Nick Lane is right to sound a warning (3 September, page 52) about using winding-up petitions to make debtors cough up. However, his explanation of what the recipient of a statutory demand needs to do is not quite correct as far as a company is concerned. Before issuing a statutory demand it is important to identify the debtor correctly. You need to know whether the debtor is an individual (who might be Joe Bloggs trading as Joe Bloggs Builders), a partnership (eg Joe and Jim Bloggs trading as Bloggs Builders) or a limited company. Where a partnership is concerned, the safest course is to name all of the partners and describe them as “trading as …”. A statutory demand to an individual (including a partner) is a precursor to a bankruptcy petition, whereas a demand to a company is a precursor to a winding-up petition.

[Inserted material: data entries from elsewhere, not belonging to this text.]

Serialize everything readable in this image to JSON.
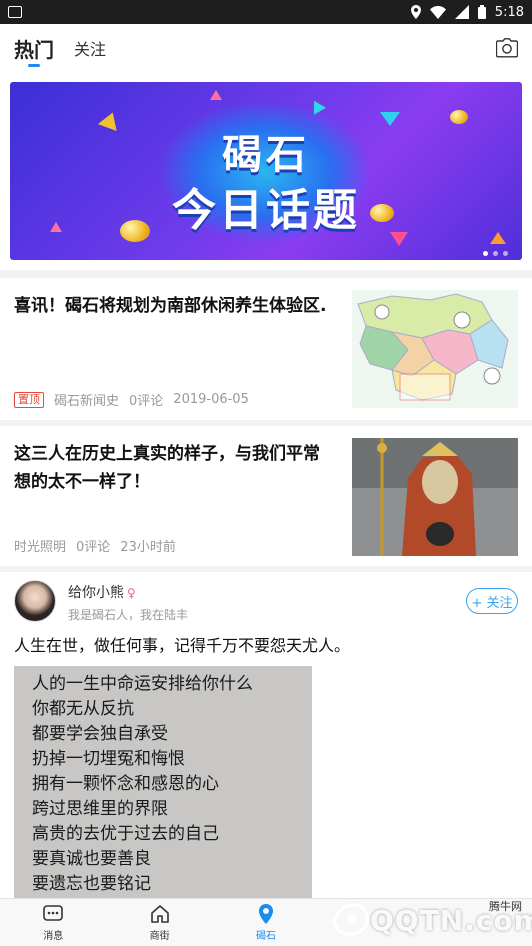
{
  "status_bar": {
    "time": "5:18"
  },
  "top_nav": {
    "tab_hot": "热门",
    "tab_follow": "关注",
    "camera_icon": "camera-icon"
  },
  "banner": {
    "line1": "碣石",
    "line2": "今日话题",
    "dots_total": 3,
    "dots_active": 1
  },
  "news": [
    {
      "title": "喜讯！碣石将规划为南部休闲养生体验区.",
      "badge": "置顶",
      "source": "碣石新闻史",
      "comments": "0评论",
      "date": "2019-06-05"
    },
    {
      "title": "这三人在历史上真实的样子，与我们平常想的太不一样了！",
      "source": "时光照明",
      "comments": "0评论",
      "date": "23小时前"
    }
  ],
  "post": {
    "username": "给你小熊",
    "gender_symbol": "♀",
    "bio": "我是碣石人，我在陆丰",
    "follow_label": "+ 关注",
    "text": "人生在世，做任何事，记得千万不要怨天尤人。",
    "image_lines": [
      "人的一生中命运安排给你什么",
      "你都无从反抗",
      "都要学会独自承受",
      "扔掉一切埋冤和悔恨",
      "拥有一颗怀念和感恩的心",
      "跨过思维里的界限",
      "高贵的去优于过去的自己",
      "要真诚也要善良",
      "要遗忘也要铭记"
    ]
  },
  "tab_bar": [
    {
      "label": "消息",
      "icon": "chat-icon"
    },
    {
      "label": "商街",
      "icon": "home-icon"
    },
    {
      "label": "碣石",
      "icon": "location-pin-icon",
      "active": true
    },
    {
      "label": "",
      "icon": ""
    },
    {
      "label": "",
      "icon": ""
    }
  ],
  "watermark": {
    "text": "QQTN.com",
    "small": "腾牛网"
  },
  "colors": {
    "accent": "#1a8cf0",
    "badge_red": "#e24b3b",
    "follow_blue": "#38a3f0"
  }
}
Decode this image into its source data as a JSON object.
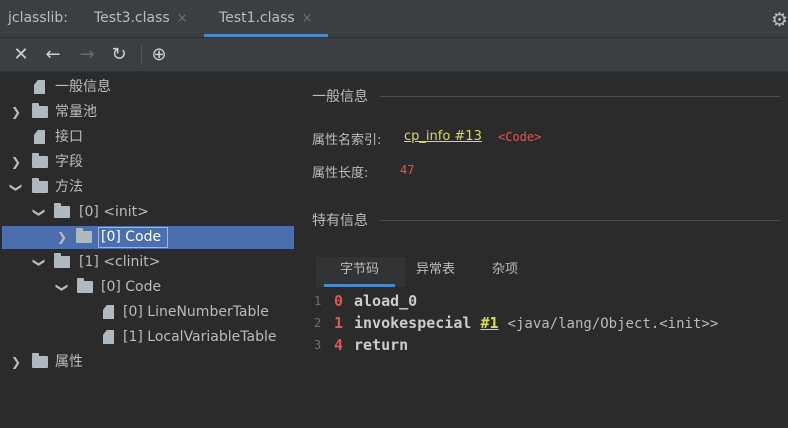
{
  "tabbar": {
    "app_name": "jclasslib:",
    "tabs": [
      {
        "label": "Test3.class",
        "active": false
      },
      {
        "label": "Test1.class",
        "active": true
      }
    ],
    "close_glyph": "×",
    "settings_icon": "gear-icon"
  },
  "toolbar": {
    "buttons": [
      {
        "name": "close-icon",
        "glyph": "✕"
      },
      {
        "name": "back-arrow-icon",
        "glyph": "←"
      },
      {
        "name": "forward-arrow-icon",
        "glyph": "→"
      },
      {
        "name": "refresh-icon",
        "glyph": "↻"
      },
      {
        "name": "web-icon",
        "glyph": "⊕"
      }
    ]
  },
  "tree": {
    "items": [
      {
        "label": "一般信息"
      },
      {
        "label": "常量池"
      },
      {
        "label": "接口"
      },
      {
        "label": "字段"
      },
      {
        "label": "方法"
      },
      {
        "label": "[0] <init>"
      },
      {
        "label": "[0] Code"
      },
      {
        "label": "[1] <clinit>"
      },
      {
        "label": "[0] Code"
      },
      {
        "label": "[0] LineNumberTable"
      },
      {
        "label": "[1] LocalVariableTable"
      },
      {
        "label": "属性"
      }
    ]
  },
  "general": {
    "title": "一般信息",
    "name_index_label": "属性名索引:",
    "name_index_link": "cp_info #13",
    "name_index_value": "<Code>",
    "length_label": "属性长度:",
    "length_value": "47"
  },
  "specific": {
    "title": "特有信息",
    "tabs": [
      "字节码",
      "异常表",
      "杂项"
    ]
  },
  "bytecode": [
    {
      "line": "1",
      "index": "0",
      "op": "aload_0",
      "arg": "",
      "comment": ""
    },
    {
      "line": "2",
      "index": "1",
      "op": "invokespecial",
      "arg": "#1",
      "comment": "<java/lang/Object.<init>>"
    },
    {
      "line": "3",
      "index": "4",
      "op": "return",
      "arg": "",
      "comment": ""
    }
  ],
  "colors": {
    "accent": "#4a88c7",
    "selection": "#4b6eaf",
    "link": "#d9d95b",
    "number": "#e05555"
  }
}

If an individual or a partner (not a limited company) is served with a statutory demand then he can apply to court for the statutory demand to be set aside. He must do so within 18 days of receiving the statutory demand and will need to satisfy a judge that there is a genuine triable issue.

However, where a statutory demand is served upon a company, there is no procedure for applying to set aside the demand. If the claiming party will not agree to withdraw the statutory demand then the company’s only recourse (provided of course there can be shown to be a genuine triable issue) is to make an originating application to restrain presentation of a winding-up petition, or, where a petition has already been issued, to restrain the advertisement of the petition or any further action in the proceedings. If successful, the result is an injunction and, needless to say, injunction proceedings can be expensive.

The key point is that the procedures are different depending on the named target of the statutory demand. The available time within which to react to a statutory demand is short and you do not want to waste it by kicking off the wrong procedure.